Federal Reserved Water Rights
In 1908, the Supreme Court in Winters v. United States determined that the states could not deprive Native Americans of the water reserved for them by implication on the date when Congress created that tribal reservation. This decision generated the doctrine of federal reserved water rights, created expressly or by implication.
Implied federal reserved rights refer to water that was unappropriated on the date the reservation was created, in the minimum amount necessary to achieve the primary purposes of the reservation. The priority date of this type of reserved water right is the date the reservation was created. Subsequently, the U.S. Supreme Court and various state supreme courts have upheld implied federal reserved rights for numerous national parks, monuments and other federal reservations created through acts of Congress. Federal reserved water rights may also be created expressly, for example, by the national Wild and Scenic Rivers Act.

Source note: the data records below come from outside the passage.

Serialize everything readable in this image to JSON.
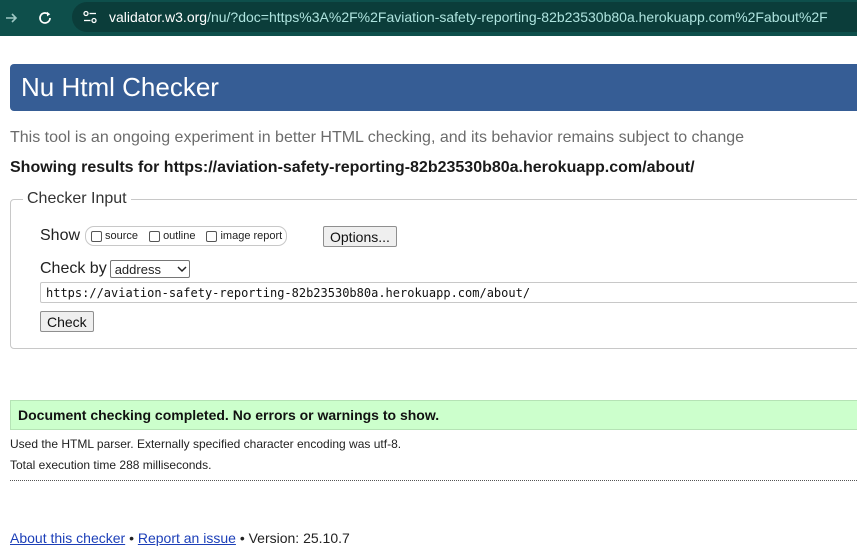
{
  "browser": {
    "url_host": "validator.w3.org",
    "url_rest": "/nu/?doc=https%3A%2F%2Faviation-safety-reporting-82b23530b80a.herokuapp.com%2Fabout%2F",
    "forward_icon": "arrow-right-icon",
    "reload_icon": "reload-icon",
    "site_info_icon": "site-settings-icon"
  },
  "header": {
    "title": "Nu Html Checker",
    "bg_color": "#365d95"
  },
  "tagline": "This tool is an ongoing experiment in better HTML checking, and its behavior remains subject to change",
  "results_for": "Showing results for https://aviation-safety-reporting-82b23530b80a.herokuapp.com/about/",
  "checker_input": {
    "legend": "Checker Input",
    "show_label": "Show",
    "show_options": [
      {
        "label": "source",
        "checked": false
      },
      {
        "label": "outline",
        "checked": false
      },
      {
        "label": "image report",
        "checked": false
      }
    ],
    "options_button": "Options...",
    "check_by_label": "Check by",
    "check_by_value": "address",
    "url_value": "https://aviation-safety-reporting-82b23530b80a.herokuapp.com/about/",
    "check_button": "Check"
  },
  "result": {
    "message": "Document checking completed. No errors or warnings to show.",
    "bg_color": "#ccffcc",
    "parser_info": "Used the HTML parser. Externally specified character encoding was utf-8.",
    "execution_time": "Total execution time 288 milliseconds."
  },
  "footer": {
    "about_link": "About this checker",
    "separator": "•",
    "report_link": "Report an issue",
    "version": "Version: 25.10.7"
  }
}
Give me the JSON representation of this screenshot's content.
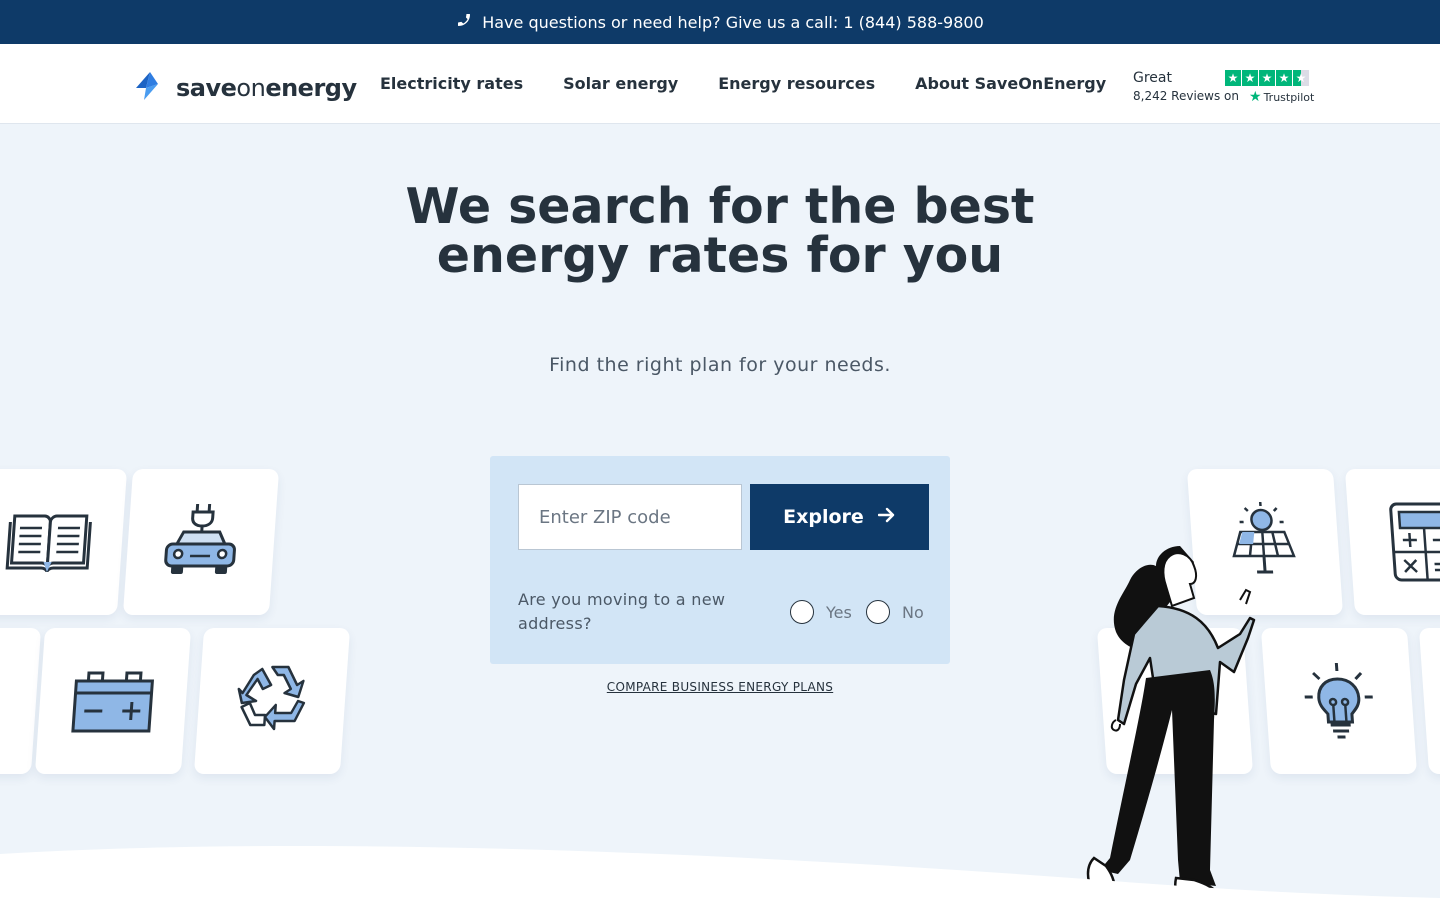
{
  "topbar": {
    "text": "Have questions or need help? Give us a call: 1 (844) 588-9800",
    "icon": "phone-icon"
  },
  "logo": {
    "part1": "save",
    "part2": "on",
    "part3": "energy",
    "icon": "lightning-logo-icon"
  },
  "nav": {
    "items": [
      "Electricity rates",
      "Solar energy",
      "Energy resources",
      "About SaveOnEnergy"
    ]
  },
  "trustpilot": {
    "rating_word": "Great",
    "reviews": "8,242 Reviews on",
    "brand": "Trustpilot",
    "stars": 4.5
  },
  "hero": {
    "title": "We search for the best energy rates for you",
    "subtitle": "Find the right plan for your needs."
  },
  "search": {
    "zip_placeholder": "Enter ZIP code",
    "explore_label": "Explore",
    "moving_question": "Are you moving to a new address?",
    "yes_label": "Yes",
    "no_label": "No",
    "business_link": "COMPARE BUSINESS ENERGY PLANS"
  },
  "tiles": [
    "book-icon",
    "electric-car-icon",
    "battery-icon",
    "recycle-icon",
    "solar-panel-icon",
    "calculator-icon",
    "lightbulb-icon"
  ],
  "colors": {
    "primary": "#0e3a68",
    "accent": "#2f7de1",
    "background": "#eef4fa",
    "search_bg": "#d2e5f6",
    "trustpilot": "#00b67a"
  }
}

As a result of this legal precedent and to allay Western concerns about exclusive federal control over tribal and federal water claims, Congress adopted the 1952 McCarran Amendment, which permitted state courts to adjudicate federal and tribal water claims. Since then, Colorado has adjudicated federal and tribal reserved rights claims and the state administers them in priority, along with state-based water rights.
For example, Rocky Mountain National Park and the Cache la Poudre Wild and Scenic River have Colorado water court decrees for federal reserved water rights. A negotiated decree entered in Colorado water court for the Rio Grande Basin recognizes U.S. Forest Service rights. The Southern Ute and Ute Mountain Ute tribes settled their federal reserved water rights claims in return for the Animas-La Plata Project, which the U.S. Bureau of Reclamation constructed. A proceeding to determine the amount of the reserved water right for the Black Canyon of the Gunnison National Park resulted in a settlement agreement and a water court decree protecting water flows in the park and upstream in-basin uses.
By the close of the 19th century, national and state agendas began to shift from unmitigated use of natural resources to progressive conservation. As a result, President Teddy Roosevelt and his forester, Gifford Pinchot, pushed to protect the forested lands from impacts caused by previously uncontrolled timber harvesting, homesteading and other uses.
Millions of acres of national forest land in Colorado today, of which nearly 4 million acres are designated wilderness.
By the mid-1960s, 100 years of U.S. policy favoring water development began to shift to include environmental protection and preservation. Laws such as the Wilderness Act, National Environmental Policy Act, Clean Water Act, Endangered Species Act, National Forest Planning Act and Federal Land Policy and Management Act impose regulatory constraints on the construction of new water projects.
Compliance with the Endangered Species Act is important to Colorado’s ability to use the waters provided in its interstate compacts. In connection with further development of their Colorado River Compact entitlements, for example, the upper basin states—Colorado, New Mexico, Utah and Wyoming—participate in a program called the Upper Colorado River Endangered Fish Recovery Program. The recovery program is a joint effort with the U.S. Fish and Wildlife Service and other federal, state, water user and environmental organizations to recover four endangered Colorado River native fish: the Colorado pikeminnow, humpback chub, bonytail, and razorback sucker. Participation allows upper basin state water users to qualify for federal permits and other approvals needed to construct water facilities and apply for new water uses. Similarly, the Platte River Recovery Implementation Program, including Colorado, Wyoming and Nebraska, protects the interior least tern, whooping crane, pallid sturgeon, and piping plover.
Federal laws and regulations add complexity to Colorado’s ability to meet its water needs. For example, Section 404 of the Clean Water Act requires a U.S. Army Corps of Engineers permit to place dredged or fill material into waters of the United States, which includes rivers and wetlands. This means that virtually all dams require federal approval. The U.S. Environmental Protection Agency exercises veto authority over these permits. In the 1980s, the EPA vetoed the Denver Water Board’s application for the Two Forks Dam, which had attracted substantial opposition throughout Colorado.
Also controversial have been cases where the U.S. Forest Service has required bypass flows as a condition for issuing or renewing permit right of ways for on-forest diversions and reservoirs. A bypass flow is an amount of water required to flow past a dam or diversion to support downstream forest water needs, such as wildlife habitat or recreation. Opponents of bypass flows argue they illegally and inappropriately intrude into Colorado’s legal authority to allocate and manage water use; supporters insist they are a necessary tool for protecting water-dependent resources in national forests, given the existing decreed water rights held by private water users with on-forest dams and diversions.
All of these laws have greatly expanded citizen participation in water decision-making processes. No significant action affecting the environment can go forward without the opportunity for citizens to comment. In turn, this has pushed Colorado decision makers to examine alternatives to proposed water projects.